Da queste riflessioni ed evidenze, potremmo rappresentare, parimenti ad elegans, il nostro cervello come una fitta rete di connessioni complesse. Il quesito logico e conseguente è il pensare se da questa fitta rete fosse possibile scoprire qualcosa in più di noi come esseri umani o ancora meglio, se fosse possibile scoprire qualcosa in più di noi come singoli individui caratterizzati da una esclusiva unicità.
La risposta avanzata da Seung a queste domande è sicuramente affermativa (Seung, 2012). Egli infatti sostiene che la prima vera possibilità offerta dalla conoscenza del connettoma abbia a che fare con la nostra unicità. Sappiamo che esistono differenze individuali anche molto marcate e che dipendono da fattori fenotipici e genotipici, ma il connettoma riesce a spingersi ancora più in là essendo un marcatore individuale che ci consente di cogliere la pluralità delle differenze e nel contempo l’unicità delle nostre caratteristiche: perché siamo più introversi dei nostri amici, più curiosi, meno attenti, più aggressivi e meno tolleranti ecc ecc.
La comprensione del connettoma potrebbe rivelarsi utilissima in molti campi: dalla medicina alla sociologia, dalla fisica alla psicologia. Pensiamo ad esempio quanto potrebbe essere utile per lo studio dei disturbi mentali, che potrebbero essere trattati attraverso la riparazione dello stesso. Per estensione potremmo affermare che ogni cambiamento che avviene dentro di noi, è un cambiamento del nostro connettoma.
Ad oggi ancora non si sa come le esperienze della vita siano in grado di produrre un cambiamento nel connettoma, ma vi sono significative ipotesi su come ripesatura, riconnessione, ricablaggio e rigenerazione, siano estremamente influenzate dalle nostre esperienze e dai geni stessi.
Quindi la connettomica sarebbe quella branca delle scienze psicologiche, complementare alla genomica, ma con l’elemento in più costituito dalla pluralità delle esperienze.

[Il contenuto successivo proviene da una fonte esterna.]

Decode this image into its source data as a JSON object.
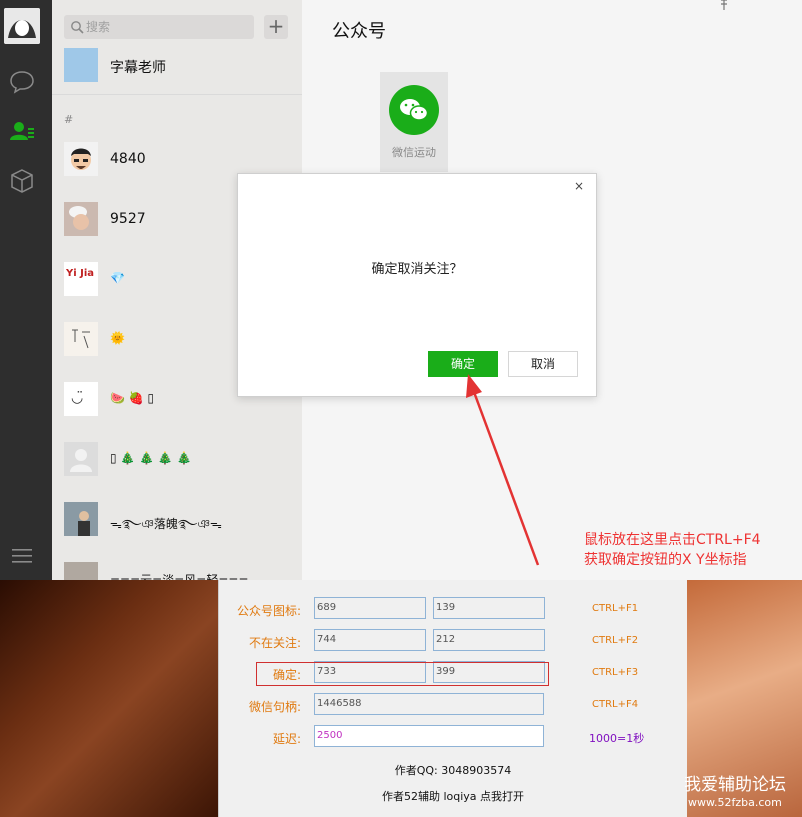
{
  "sidebar": {
    "search_placeholder": "搜索",
    "add_symbol": "+",
    "pinned": "字幕老师",
    "section_header": "#",
    "contacts": [
      {
        "name": "4840"
      },
      {
        "name": "9527"
      },
      {
        "name": "💎",
        "avatar_text": "Yi Jia"
      },
      {
        "name": "🌞"
      },
      {
        "name": "🍉 🍓 ▯",
        "avatar_text": "◡̈"
      },
      {
        "name": "▯ 🎄 🎄 🎄 🎄"
      },
      {
        "name": "ᯓ࿐ঞ落魄࿐ঞᯓ"
      },
      {
        "name": "===云=淡=风=轻==="
      }
    ]
  },
  "main": {
    "title": "公众号",
    "pin_icon": "pin-icon",
    "tile_label": "微信运动"
  },
  "dialog": {
    "close": "×",
    "message": "确定取消关注？",
    "ok": "确定",
    "cancel": "取消"
  },
  "annotation": {
    "line1": "鼠标放在这里点击CTRL+F4",
    "line2": "获取确定按钮的X Y坐标指"
  },
  "tool": {
    "rows": [
      {
        "label": "公众号图标:",
        "x": "689",
        "y": "139",
        "hotkey": "CTRL+F1"
      },
      {
        "label": "不在关注:",
        "x": "744",
        "y": "212",
        "hotkey": "CTRL+F2"
      },
      {
        "label": "确定:",
        "x": "733",
        "y": "399",
        "hotkey": "CTRL+F3"
      }
    ],
    "handle_label": "微信句柄:",
    "handle_value": "1446588",
    "handle_hotkey": "CTRL+F4",
    "delay_label": "延迟:",
    "delay_value": "2500",
    "delay_note": "1000=1秒",
    "author_qq": "作者QQ: 3048903574",
    "author_52": "作者52辅助 loqiya 点我打开"
  },
  "watermark": {
    "line1": "我爱辅助论坛",
    "line2": "www.52fzba.com"
  },
  "colors": {
    "wechat_green": "#1aad19",
    "hotkey_orange": "#e07a10",
    "annotation_red": "#e33333"
  }
}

Se questi assunti fossero corretti la sfida delle neuroscienze sarebbe quella di conoscere il potenziale delle quattro “R”: ripesatura, ricablaggio, riconnessione e rigenerazione. Da questa conoscenza poi, si dovrà essere in grado non solo di riconoscere i cambiamenti ai quali tendiamo, ma anche i giusti mezzi per poterli raggiungere. Gli studi neuro scientifici avranno così la possibilità di comprendere ed intervenire su disturbi complessi come quelli mentali, guarire le conseguenze derivanti da traumi cerebrali ed in generale migliorare la qualità della vita delle persone.
Certo, al di là del potenziale di questo traguardo, non bisogna farsi prendere da facili entusiasmi. Studiare il connettoma di elegans ha richiesto molti anni e anche un grande investimento economico, ed elegans ha solo 7000 connessioni, il cervello umano è 100 miliardi di volte più grande e il suo numero di connessioni un milione di volte superiore alle lettere del genoma (Tang et al., 2012).